AIDS experts say treating HIV/AIDS effectively requires more than medications such as anti-retroviral drugs; it requires good nutrition, food security and sustainable livelihoods. This is one of the topics to be discussed at the 17th International AIDS conference in Mexico City.
Stephen Lewis, the former UN special envoy for HIV/AIDS in Africa, is now co-director of AIDS Free World, an international organization that promotes timely, effective global responses in the fight against HIV/AIDS. From Toronto, Canada, he told Voice of America reporter Cole Mallard that without good nutrition it’s not possible for a person with HIV to handle the effects of anti-retroviral drugs and enhance their performance.
He says food security is an issue because “Africa is desperately short of food, the world doesn’t have the food to deliver, and the ability to produce enough food is increasingly limited.” He adds that most Africans earn their living through agriculture, and if one’s income is threatened by sickness, drought or famine, “then you’re in terrible difficulty; you simply cannot survive.”
The need for a unified effort
But Lewis says agricultural productivity can be improved. “I think that Professor Jeffrey Sachs has shown that with his millennium villages, by bringing in better seeds and better fertilizer and some small irrigation; you get a tremendous increase in crop productivity when you do that.” He adds that international trade agreements can help increase Africa’s ability to sell its produce and revive the economy.
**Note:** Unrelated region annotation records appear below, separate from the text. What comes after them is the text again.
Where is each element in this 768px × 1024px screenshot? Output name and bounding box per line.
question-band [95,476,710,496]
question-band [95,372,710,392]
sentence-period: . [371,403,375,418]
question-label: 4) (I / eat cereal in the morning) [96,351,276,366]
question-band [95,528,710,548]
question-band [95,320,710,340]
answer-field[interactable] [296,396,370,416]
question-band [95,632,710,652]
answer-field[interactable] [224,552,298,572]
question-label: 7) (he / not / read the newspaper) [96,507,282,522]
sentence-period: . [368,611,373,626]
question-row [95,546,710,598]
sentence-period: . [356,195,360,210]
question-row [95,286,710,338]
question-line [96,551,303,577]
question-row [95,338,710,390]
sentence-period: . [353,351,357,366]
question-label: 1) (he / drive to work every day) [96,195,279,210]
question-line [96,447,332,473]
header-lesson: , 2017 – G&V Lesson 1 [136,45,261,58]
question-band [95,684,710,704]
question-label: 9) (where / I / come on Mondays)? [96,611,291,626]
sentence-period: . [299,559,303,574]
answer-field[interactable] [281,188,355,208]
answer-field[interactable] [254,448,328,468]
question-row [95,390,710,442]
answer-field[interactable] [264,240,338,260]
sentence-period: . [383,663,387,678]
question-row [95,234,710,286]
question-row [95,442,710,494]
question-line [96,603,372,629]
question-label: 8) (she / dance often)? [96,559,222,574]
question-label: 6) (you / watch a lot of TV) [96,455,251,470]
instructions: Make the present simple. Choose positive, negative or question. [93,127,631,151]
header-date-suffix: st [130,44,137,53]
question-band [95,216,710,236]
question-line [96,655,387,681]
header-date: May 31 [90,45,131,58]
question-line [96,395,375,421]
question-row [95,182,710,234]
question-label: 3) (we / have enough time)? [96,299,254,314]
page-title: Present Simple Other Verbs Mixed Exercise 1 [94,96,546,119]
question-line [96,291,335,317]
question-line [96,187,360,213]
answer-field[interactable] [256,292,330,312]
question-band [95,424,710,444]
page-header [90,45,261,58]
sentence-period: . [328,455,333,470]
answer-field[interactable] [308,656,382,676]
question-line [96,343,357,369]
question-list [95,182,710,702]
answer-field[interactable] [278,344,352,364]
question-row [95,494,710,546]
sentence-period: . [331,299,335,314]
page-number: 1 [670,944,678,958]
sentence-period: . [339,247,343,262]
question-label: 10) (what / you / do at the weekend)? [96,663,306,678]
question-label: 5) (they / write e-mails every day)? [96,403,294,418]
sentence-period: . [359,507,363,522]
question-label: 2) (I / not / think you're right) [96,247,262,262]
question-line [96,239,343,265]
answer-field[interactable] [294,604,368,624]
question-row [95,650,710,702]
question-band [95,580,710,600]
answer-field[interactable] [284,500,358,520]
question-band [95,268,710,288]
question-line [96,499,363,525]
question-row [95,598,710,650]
He says focusing on the grass roots level would enhance food availability as well, “but it requires a coordinated approach which is not in place, and I think these things always come with time, but they come late, and in the process of coming late you lose tremendous numbers of lives.
”The former UN AIDS envoy says the current rise in global food prices adds to the problem because countries that normally import food can’t afford it (he says that’s also true of oil prices) and agencies that deliver food to countries in crisis, like the World Food Program, are also compromised by constantly having to make additional appeals. All this, he says, comes down to the fact that “for a grandmother who’s buried her own adult children and is looking after four or five grandchildren, and the food prices at the local market are so high that she can’t afford to feed her kids on the weekend, and they only get one meal a day at school, it’s a real crisis for the family.”
Too little, too late
Lewis says he thinks the international community will eventually respond to these needs, but only after “the various streams of calamity become overwhelming. They sort of join together in one gushing river of concern…but it invariably comes so late (that) we lose so many lives – we compromise so many lives along the way – that you have to ask yourself what in God’s name does it need, I mean you don’t have to be some prophet – you don’t have to be some soothsayer to understand that …the ingredients are already in place for a catastrophe. So deal with it now; don’t wait for 10 years; you lose too many lives.”